SportoweBeskidy.pl: Za nami tylko cztery kolejki, ale zaryzykuje stwierdzenie, że już teraz można wskazać murowanych kandydatów do mistrzostwa. Kandydatów jest dwóch. Zgodzisz się z taką tezą?
Ł.B.:
Na czele tabeli jesteśmy my, pod nami Gatta Zduńska Wola. Rozpoczęliśmy z wysokiego „C”, nie ukrywamy naszych aspiracji, mamy mocny skład. W Zduńskiej Woli również myślą o mistrzostwie, ale na koronację jest za wcześnie. Przed nami sporo meczów, m.in. dwa pojedynki z Gatta, dwa z Pogonią Szczecin.

SportoweBeskidy.pl: W czterech meczach zdobyliście 27 bramek, 5 straciliście. W obu przypadkach jest to najlepszy wynik w stawce.
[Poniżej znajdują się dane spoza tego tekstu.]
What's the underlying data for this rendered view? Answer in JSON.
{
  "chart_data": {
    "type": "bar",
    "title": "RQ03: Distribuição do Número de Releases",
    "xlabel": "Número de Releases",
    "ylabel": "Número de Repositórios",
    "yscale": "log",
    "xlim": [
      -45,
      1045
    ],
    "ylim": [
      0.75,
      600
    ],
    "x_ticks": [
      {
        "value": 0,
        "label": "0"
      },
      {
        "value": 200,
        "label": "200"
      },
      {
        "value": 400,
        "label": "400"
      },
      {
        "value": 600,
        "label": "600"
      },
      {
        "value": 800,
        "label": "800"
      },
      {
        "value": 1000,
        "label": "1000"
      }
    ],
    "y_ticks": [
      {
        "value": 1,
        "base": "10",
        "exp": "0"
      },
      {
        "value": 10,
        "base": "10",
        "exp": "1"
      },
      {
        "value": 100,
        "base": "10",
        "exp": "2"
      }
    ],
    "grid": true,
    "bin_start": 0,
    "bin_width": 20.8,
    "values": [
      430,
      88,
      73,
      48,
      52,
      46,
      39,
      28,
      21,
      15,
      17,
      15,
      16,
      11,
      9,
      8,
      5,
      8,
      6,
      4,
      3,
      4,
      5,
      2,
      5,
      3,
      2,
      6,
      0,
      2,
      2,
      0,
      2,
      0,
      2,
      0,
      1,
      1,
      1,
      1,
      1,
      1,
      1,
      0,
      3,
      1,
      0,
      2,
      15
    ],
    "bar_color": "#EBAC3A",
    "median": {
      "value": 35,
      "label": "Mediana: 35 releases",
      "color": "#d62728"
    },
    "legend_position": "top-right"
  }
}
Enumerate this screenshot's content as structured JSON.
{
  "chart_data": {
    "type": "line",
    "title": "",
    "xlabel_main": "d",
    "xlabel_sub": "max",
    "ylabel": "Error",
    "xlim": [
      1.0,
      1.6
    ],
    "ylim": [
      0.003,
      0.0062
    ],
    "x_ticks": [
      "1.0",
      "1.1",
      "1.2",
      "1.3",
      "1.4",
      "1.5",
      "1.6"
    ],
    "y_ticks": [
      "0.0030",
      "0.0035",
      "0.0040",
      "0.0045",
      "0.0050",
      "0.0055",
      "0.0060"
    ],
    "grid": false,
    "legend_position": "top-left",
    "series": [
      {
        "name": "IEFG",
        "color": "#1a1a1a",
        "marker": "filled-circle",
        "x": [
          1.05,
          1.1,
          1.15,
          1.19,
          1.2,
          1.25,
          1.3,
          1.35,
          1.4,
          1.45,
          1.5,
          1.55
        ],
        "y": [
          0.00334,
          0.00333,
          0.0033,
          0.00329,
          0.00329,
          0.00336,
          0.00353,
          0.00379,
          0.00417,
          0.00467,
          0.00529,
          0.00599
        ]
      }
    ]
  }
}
Wasza siłą jest...?
Ł.B.:
Gra w defensywie, której dużo uwagi poświęcamy podczas treningów. Okres startowy się rozpoczął, natomiast ciągle pracujmy nad poprawą naszych parametrów fizycznych. Z dobrej gry w defensywie, z wysokiego pressingu, bierze się dobra gra w ofensywie. Niewątpliwie mamy w ataku duży potencjał, co pokazały mecze ligowe. W sparingach również prezentowaliśmy się dobrze, również wygrywaliśmy wysoko.
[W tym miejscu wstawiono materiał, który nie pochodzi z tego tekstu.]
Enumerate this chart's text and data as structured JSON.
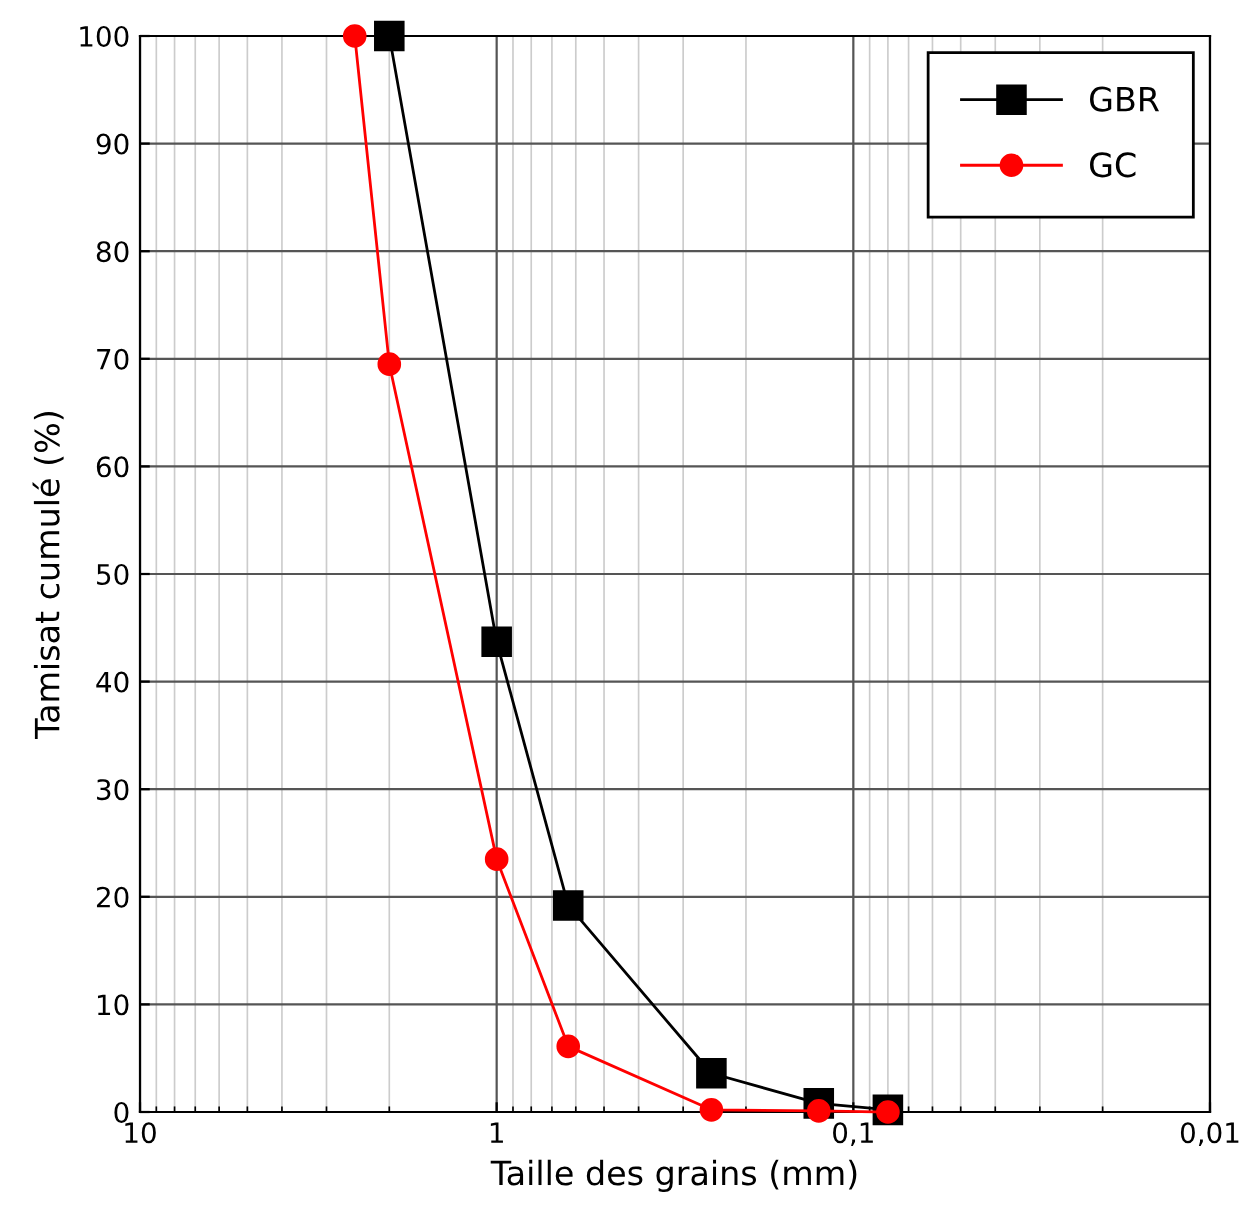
{
  "chart_data": {
    "type": "line",
    "xlabel": "Taille des grains (mm)",
    "ylabel": "Tamisat cumulé (%)",
    "log": "x",
    "xlim": [
      10,
      0.01
    ],
    "xticks": [
      {
        "value": 10,
        "label": "10"
      },
      {
        "value": 1,
        "label": "1"
      },
      {
        "value": 0.1,
        "label": "0,1"
      },
      {
        "value": 0.01,
        "label": "0,01"
      }
    ],
    "ylim": [
      0,
      100
    ],
    "yticks": [
      0,
      10,
      20,
      30,
      40,
      50,
      60,
      70,
      80,
      90,
      100
    ],
    "grid": true,
    "legend": "top right",
    "line_style": "solid",
    "series": [
      {
        "name": "GBR",
        "color": "#000000",
        "marker": "square",
        "x": [
          2,
          1,
          0.63,
          0.25,
          0.125,
          0.08
        ],
        "values": [
          100,
          43.7,
          19.2,
          3.6,
          0.8,
          0.2
        ]
      },
      {
        "name": "GC",
        "color": "#ff0000",
        "marker": "circle",
        "x": [
          2.5,
          2,
          1,
          0.63,
          0.25,
          0.125,
          0.08
        ],
        "values": [
          100,
          69.5,
          23.5,
          6.1,
          0.2,
          0.1,
          0
        ]
      }
    ]
  }
}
SportoweBeskidy.pl: Na swoim koncie masz występy z orłem na piersi. Myślisz o powrocie do reprezentacji?
Ł.B.:
Przede wszystkim ugruntowałem swoją pozycję w Rekordzie. Gdy postawiłem na futsal kosztem gry na boisku, w zespole była duża rywalizacja. W poprzednim sezonie byłem wypożyczony do Gwiazdy Ruda Śląska. Okres tam spędzony dużo mi dał, dużo grałem, a w Rekordzie przed wypożyczeniem zdecydowanie mniej. Zyskałem pewność siebie, doświadczenie i podniosłem poziom swoich umiejętności. Powołanie do reprezentacji? Oczywiście, że chciałbym wrócić do kadry. Jeśli będę dobrze się prezentował, zdobywał gole, notował asysty, to być może otrzymam powołanie.

SportoweBeskidy.pl: Przed wami futsalowe „el clasico”, czyli pojedynek dwóch najbardziej zasłużonych dla polskiego futsalu klubów. Zmierzycie się z Cleareksem na jego terenie. Chorzowianie zanotowali przeciętny początek rozgrywek. Pojedziecie w roli faworyta?
Ł.B.: W kadrze Cleareksu jest wielu dobrych i doświadczonych zawodników, na którymi piecze sprawuje dobry trener. Marcin Waniczek ma duży wpływ na zespół. Myślę, że rywal, podobnie jak my, jest dobrze przygotowany do sezonu pod względem fizycznym. W poprzednich meczach potrafiliśmy zdominować rywali, w Chorzowie może być o to trudniej. Jestem jednak dobrej myśli, ponieważ poza wspomnianym przygotowaniem, jesteśmy mocni piłkarsko.

SportoweBeskidy.pl: Dziękuję za rozmowę.
Ł.B.: Również dziękuję.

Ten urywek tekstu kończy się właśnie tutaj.